En todas las democracias existe un nutrido grupo de individuos que no "son de" y que pueden apoyar a un partido u otro, incluso de ideología distinta, según el que les ofrezca mayor confianza, dentro de lo que cabe, en tal o cual momento. Es decir, que en condiciones democráticas normales, no son pocos los que en lugar de "ser de", "están con". O más frecuentemente, no están con uno, y por eso apoyan a otro. Y algo de eso puede aplicársenos a los que nos hemos alejado de la izquierda. Pero, en España, el mantenimiento de una posición de ese tipo se complica.

Dos bandos, otra vez

El sector dirigente de nuestra izquierda ha presionado siempre de forma constante y brutal, aunque hábil, hacia la polarización de la expresión política de la sociedad española, valiéndose de la caricaturización de los actores políticos. Le ha interesado mantener en el imaginario colectivo una reproducción de los bandos que libraron la guerra civil, pues de la identificación de su adversario con los golpistas del 36 y la dictadura, y de sí misma con los defensores del régimen republicano, deriva parte sustancial de su legitimidad. Es más, en los últimos años la izquierda ha hecho de la polarización y de la actitud sectaria, que ya había cultivado con éxito en la II República, tácticas esenciales para arribar al poder y mantenerlo, además de como instrumento principal de cohesión y disuasión.
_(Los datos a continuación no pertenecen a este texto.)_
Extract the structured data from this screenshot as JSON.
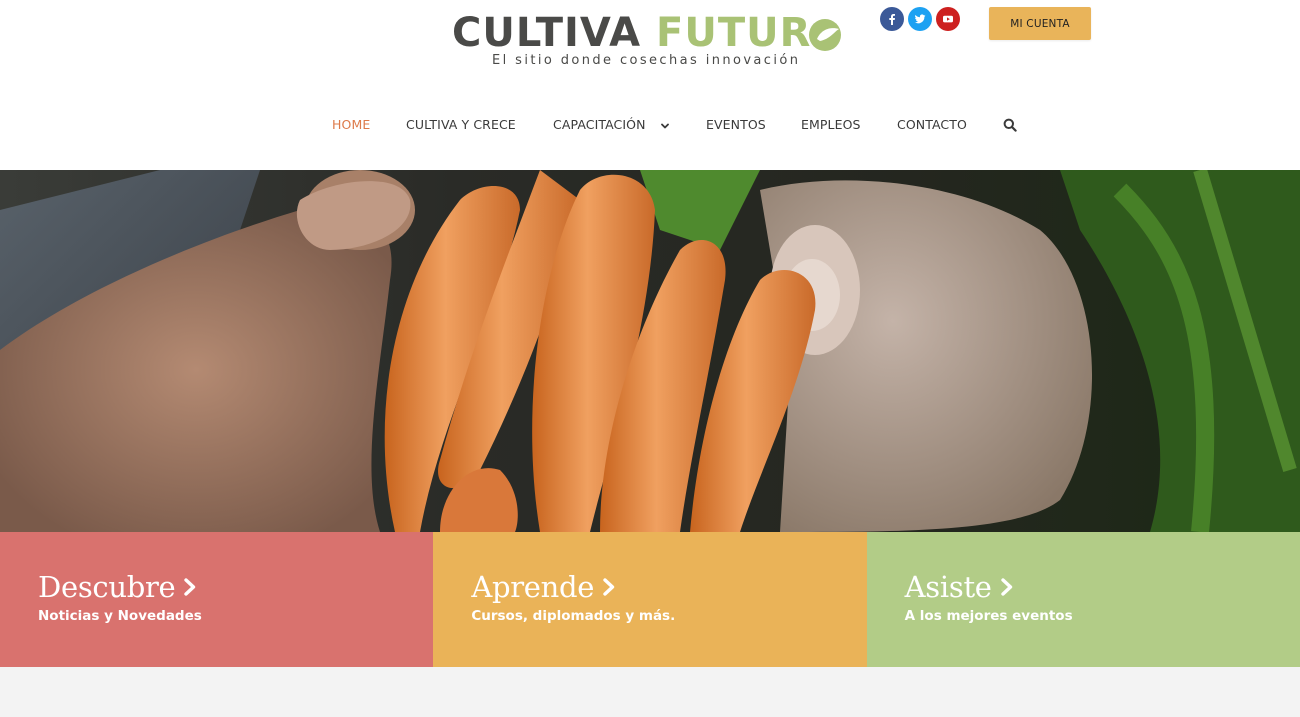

Para ello ha contado con un terreno abonado por su propia tradición, así como por el modo en que metabolizó la derrota de la guerra civil y el fracaso de lo que debía de resarcirla por ello: el derrocamiento de la dictadura. Para la izquierda "de toda la vida", el final tranquilo del franquismo y una Transición auspiciada por sectores del propio régimen crearon una frustración que se sobrepuso a la que había supuesto la derrota en el 39. La llegada al poder de los socialistas en el 82 y sus trece años de gobierno debían haber eliminado ese resentimiento, pero no fue así.

El poso de resentimiento fue agitado de nuevo por el PSOE durante los últimos años del gobierno de González, ante el peligro que para su proyecto de ocupación indefinida del poder ya representaba la derecha. Se instigó entonces el miedo a la derechona, a la vez que se negaba la evidencia de los abusos y tropelías cometidos. En concordancia con ello, la derrota del PSOE en el 96 no condujo a ninguna renovación merecedora de tal nombre, sino al cultivo del resentimiento. La gente de izquierdas reaccionó ante el fracaso con los tics que proceden de su matriz totalitaria: la creencia en que ella, y sólo ella, representa al "pueblo", y posee la Razón y la Verdad. Matriz de la que nace también la justificación de sus abusos de poder, que no ve como tales: el fin (que gobierne el "pueblo", o sea, ellos) justifica los medios (todo vale).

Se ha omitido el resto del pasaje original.